A sincere assessment of the commitments on sustainable development by the UN Conferences would show, despite of some specific advance, the governments failure to trigger the deep and necessary changes that cannot be postponed once more to a distant future. It is up to organized civil society to call the world’s attention on the gravity of the deadlock humanity is facing and also on the impossibility of the dominant economic, political and cultural systems to point out outcomes for the crisis.

But it is also its responsibility to define and show other possible ways. If there’s a risk of transforming the agenda of sustainable development into a stage to re-invent the dominant economic system, that only relies on market opportunities and makes the structural causes of environmental degradation and social inequalities even worse, there is also the emergence of a new paradigm. This comes from a global movement that recognizes the umbilical link of humanity with nature and the populations who develop in harmony with Mother Earth and teach us that another way is possible, enhancing the vision of sustainability for another model of society, based on other production and consumption patterns, on social, environmental, economic, political and gender justice, on the sovereignty of peoples and the solidarity among peoples and individuals, and free of all kinds of domination.

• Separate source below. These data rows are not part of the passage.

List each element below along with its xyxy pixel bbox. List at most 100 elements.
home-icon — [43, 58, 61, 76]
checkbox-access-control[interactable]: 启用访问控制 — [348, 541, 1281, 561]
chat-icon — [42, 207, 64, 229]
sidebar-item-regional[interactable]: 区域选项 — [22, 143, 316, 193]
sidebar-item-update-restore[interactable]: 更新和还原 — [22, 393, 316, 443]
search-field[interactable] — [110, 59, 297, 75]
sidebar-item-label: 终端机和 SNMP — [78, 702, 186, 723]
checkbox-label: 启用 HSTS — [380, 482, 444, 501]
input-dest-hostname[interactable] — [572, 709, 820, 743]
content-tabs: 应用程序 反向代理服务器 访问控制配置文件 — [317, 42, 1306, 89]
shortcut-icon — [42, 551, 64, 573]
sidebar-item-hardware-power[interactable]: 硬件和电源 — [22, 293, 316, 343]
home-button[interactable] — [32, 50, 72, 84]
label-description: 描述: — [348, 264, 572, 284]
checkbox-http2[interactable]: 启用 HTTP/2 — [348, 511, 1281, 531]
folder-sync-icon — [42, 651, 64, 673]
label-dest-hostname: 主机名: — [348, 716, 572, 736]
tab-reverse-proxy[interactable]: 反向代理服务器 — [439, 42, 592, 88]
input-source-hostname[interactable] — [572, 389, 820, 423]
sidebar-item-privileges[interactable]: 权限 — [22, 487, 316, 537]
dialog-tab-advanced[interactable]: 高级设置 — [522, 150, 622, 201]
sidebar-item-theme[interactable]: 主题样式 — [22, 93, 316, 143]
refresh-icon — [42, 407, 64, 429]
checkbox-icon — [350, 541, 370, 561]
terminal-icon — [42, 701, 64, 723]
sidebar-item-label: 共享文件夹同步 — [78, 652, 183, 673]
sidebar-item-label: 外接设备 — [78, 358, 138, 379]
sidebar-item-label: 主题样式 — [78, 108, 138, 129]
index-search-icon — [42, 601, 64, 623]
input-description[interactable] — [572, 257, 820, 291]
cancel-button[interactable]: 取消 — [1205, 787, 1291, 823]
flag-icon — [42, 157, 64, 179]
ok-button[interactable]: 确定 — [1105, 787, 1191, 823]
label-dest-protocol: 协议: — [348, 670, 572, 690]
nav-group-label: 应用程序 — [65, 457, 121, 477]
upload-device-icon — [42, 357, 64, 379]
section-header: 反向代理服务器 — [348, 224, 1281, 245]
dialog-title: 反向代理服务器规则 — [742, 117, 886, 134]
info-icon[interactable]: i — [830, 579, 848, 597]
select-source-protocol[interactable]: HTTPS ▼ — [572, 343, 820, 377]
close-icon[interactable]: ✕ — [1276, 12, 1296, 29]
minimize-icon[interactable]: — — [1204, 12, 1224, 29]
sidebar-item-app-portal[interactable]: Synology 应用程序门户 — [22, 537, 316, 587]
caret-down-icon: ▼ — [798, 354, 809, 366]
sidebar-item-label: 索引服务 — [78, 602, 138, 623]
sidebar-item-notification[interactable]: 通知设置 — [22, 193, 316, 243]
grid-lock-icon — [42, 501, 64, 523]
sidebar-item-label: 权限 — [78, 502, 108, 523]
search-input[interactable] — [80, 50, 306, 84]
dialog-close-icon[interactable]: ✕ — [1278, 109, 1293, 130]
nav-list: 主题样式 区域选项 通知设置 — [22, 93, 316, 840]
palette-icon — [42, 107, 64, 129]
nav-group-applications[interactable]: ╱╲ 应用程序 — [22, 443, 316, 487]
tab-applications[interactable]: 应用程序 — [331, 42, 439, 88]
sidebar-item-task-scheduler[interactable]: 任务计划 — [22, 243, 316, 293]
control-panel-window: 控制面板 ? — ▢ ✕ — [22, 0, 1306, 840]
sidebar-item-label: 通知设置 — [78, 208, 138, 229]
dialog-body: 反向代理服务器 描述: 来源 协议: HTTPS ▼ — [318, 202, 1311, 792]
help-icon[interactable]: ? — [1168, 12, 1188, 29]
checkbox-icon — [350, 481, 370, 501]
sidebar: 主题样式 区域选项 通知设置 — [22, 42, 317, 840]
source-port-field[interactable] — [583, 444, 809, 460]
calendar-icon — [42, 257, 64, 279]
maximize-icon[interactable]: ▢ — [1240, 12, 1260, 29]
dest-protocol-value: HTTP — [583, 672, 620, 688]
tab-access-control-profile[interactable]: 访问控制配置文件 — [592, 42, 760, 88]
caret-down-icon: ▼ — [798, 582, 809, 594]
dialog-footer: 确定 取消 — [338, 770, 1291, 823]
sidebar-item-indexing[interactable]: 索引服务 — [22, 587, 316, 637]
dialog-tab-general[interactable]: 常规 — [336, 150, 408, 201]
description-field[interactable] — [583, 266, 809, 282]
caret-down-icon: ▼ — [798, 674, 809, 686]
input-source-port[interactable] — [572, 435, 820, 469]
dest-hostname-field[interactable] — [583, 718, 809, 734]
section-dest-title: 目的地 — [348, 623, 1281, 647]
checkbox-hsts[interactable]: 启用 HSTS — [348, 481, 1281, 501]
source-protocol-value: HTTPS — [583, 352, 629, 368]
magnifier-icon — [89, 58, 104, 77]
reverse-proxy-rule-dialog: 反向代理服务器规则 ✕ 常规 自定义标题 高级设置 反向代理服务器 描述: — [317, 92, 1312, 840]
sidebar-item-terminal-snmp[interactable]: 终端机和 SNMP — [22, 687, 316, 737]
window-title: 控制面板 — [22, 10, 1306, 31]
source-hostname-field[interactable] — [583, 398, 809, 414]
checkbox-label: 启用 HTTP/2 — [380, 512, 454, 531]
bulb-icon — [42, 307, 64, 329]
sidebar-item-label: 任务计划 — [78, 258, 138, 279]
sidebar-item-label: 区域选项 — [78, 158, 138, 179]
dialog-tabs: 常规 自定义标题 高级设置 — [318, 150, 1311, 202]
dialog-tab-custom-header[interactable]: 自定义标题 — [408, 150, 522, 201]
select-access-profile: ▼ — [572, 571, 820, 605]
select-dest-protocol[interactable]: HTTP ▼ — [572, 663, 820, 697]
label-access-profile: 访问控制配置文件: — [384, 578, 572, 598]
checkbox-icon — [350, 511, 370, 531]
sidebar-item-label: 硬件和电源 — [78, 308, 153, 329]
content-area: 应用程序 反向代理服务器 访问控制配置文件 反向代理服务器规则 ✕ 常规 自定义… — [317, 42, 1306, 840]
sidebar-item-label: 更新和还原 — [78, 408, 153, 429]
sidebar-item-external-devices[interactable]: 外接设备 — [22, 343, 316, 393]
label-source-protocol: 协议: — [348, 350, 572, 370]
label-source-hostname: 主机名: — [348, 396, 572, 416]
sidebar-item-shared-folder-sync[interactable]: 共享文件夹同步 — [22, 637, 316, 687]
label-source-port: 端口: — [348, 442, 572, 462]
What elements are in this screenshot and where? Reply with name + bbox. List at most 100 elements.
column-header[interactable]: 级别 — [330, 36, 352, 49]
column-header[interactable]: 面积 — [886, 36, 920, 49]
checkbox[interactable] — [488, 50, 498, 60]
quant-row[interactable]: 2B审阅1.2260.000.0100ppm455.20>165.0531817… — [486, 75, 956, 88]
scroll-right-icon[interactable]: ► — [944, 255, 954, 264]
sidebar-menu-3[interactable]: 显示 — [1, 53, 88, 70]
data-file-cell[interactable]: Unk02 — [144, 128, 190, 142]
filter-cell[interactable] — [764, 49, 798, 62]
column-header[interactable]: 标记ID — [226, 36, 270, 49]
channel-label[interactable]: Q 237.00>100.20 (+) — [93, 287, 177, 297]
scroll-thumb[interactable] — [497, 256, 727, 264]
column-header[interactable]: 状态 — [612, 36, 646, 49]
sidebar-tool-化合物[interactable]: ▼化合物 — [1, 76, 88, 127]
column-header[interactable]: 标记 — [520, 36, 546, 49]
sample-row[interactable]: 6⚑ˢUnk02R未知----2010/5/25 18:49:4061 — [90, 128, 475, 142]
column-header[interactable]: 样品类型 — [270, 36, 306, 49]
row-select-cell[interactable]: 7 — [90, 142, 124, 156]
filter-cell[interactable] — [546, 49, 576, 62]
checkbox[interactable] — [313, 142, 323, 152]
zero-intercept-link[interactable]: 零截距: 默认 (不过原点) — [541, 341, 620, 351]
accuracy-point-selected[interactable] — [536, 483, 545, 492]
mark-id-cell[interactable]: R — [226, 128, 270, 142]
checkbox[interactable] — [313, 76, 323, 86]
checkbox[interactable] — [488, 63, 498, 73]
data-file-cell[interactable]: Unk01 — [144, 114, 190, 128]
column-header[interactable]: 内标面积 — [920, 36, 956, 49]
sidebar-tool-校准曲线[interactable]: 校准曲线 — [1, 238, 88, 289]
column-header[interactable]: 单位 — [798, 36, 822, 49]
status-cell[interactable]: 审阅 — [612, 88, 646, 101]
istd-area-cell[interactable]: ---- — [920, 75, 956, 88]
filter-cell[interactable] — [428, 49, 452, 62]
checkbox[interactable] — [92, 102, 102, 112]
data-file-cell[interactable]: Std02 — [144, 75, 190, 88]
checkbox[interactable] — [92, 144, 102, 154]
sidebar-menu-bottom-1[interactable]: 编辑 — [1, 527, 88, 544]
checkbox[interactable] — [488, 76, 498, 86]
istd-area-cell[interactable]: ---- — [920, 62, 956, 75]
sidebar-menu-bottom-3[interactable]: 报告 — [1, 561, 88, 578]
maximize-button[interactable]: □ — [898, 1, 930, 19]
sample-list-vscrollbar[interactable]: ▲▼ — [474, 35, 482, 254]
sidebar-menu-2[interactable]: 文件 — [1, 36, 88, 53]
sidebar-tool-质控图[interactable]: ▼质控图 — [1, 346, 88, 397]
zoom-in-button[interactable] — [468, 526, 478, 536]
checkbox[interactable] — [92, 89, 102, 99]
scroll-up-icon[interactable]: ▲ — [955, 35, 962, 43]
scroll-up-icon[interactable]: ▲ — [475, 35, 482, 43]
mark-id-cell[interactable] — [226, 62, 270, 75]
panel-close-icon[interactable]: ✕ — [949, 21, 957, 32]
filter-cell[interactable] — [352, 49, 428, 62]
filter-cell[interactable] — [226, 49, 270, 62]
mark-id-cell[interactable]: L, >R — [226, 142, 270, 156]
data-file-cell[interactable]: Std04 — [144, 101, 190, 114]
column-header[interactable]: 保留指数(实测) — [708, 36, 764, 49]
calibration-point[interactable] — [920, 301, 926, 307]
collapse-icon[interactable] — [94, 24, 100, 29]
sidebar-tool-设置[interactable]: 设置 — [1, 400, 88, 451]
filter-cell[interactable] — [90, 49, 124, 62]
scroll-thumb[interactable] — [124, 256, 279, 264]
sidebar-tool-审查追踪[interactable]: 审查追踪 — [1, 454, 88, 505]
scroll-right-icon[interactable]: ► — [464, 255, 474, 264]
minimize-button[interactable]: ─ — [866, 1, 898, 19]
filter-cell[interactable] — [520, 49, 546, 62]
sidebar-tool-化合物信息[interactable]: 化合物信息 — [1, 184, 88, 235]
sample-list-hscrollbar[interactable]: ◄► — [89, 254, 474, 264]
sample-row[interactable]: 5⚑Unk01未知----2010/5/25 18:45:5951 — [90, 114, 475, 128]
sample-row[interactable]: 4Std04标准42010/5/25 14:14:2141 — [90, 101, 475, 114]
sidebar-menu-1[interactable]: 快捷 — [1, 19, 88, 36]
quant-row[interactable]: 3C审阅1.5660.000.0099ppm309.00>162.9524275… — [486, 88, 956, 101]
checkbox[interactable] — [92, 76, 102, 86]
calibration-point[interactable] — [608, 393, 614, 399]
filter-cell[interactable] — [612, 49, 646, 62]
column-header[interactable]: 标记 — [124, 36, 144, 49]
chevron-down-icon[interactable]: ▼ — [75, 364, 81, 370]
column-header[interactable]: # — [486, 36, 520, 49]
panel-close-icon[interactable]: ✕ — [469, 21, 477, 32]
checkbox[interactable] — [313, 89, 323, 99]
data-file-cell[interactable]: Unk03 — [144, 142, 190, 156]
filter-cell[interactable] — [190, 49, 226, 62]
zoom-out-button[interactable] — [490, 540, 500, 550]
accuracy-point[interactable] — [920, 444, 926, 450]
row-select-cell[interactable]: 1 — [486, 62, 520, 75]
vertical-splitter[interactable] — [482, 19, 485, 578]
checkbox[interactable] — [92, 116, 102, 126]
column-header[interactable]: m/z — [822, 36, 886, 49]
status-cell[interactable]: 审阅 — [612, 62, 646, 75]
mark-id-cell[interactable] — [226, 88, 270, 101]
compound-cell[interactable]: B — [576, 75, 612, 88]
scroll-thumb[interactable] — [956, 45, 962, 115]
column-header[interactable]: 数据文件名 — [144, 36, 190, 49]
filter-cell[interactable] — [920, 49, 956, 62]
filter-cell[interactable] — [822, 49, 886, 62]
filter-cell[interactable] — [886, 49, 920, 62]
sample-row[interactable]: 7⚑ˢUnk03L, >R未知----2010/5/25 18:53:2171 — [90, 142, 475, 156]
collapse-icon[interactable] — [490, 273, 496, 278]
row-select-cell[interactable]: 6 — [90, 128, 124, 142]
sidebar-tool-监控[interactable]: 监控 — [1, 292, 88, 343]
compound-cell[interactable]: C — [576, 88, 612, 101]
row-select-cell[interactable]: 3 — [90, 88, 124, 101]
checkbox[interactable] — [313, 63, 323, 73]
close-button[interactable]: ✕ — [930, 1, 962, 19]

Thus, the Brazilian Facilitator Committee calls all civil society networks and social movements of the country, the region and the world, to turn the Rio+20 into:

An opportunity for local, sector, national and global processes of political discussion: so as to turn the Rio+20 into a climax point of this process, which shall keep on strengthening a huge movement of social transformation;

A process-event with own identity: so as to highlight the role of several civil society groups and peoples of the planet, their struggle for rights and social and environmental justice; to strengthen cooperation, plural organization, unity and integration within the diversities of civil society;

A moment of strengthening the social and environmental struggle: so as to show the challenges of the city of Rio de Janeiro as a place of struggle, conflicts and dreams and which is being a laboratory of large interventions for the Soccer World Cup of 2014 and the Olympic Games of 2016;

A great opportunity for social mobilization: so as to debate, build actions and make the Rio+20 lead to a paradigm change and to an effective implementation of sustainable development.

The Facilitating Committee will enhance Brazilian dialogues and networking, and will work together with partners, networks and civil society organizations wishing to engage in the preparation of an international participative and plural event during Rio+20.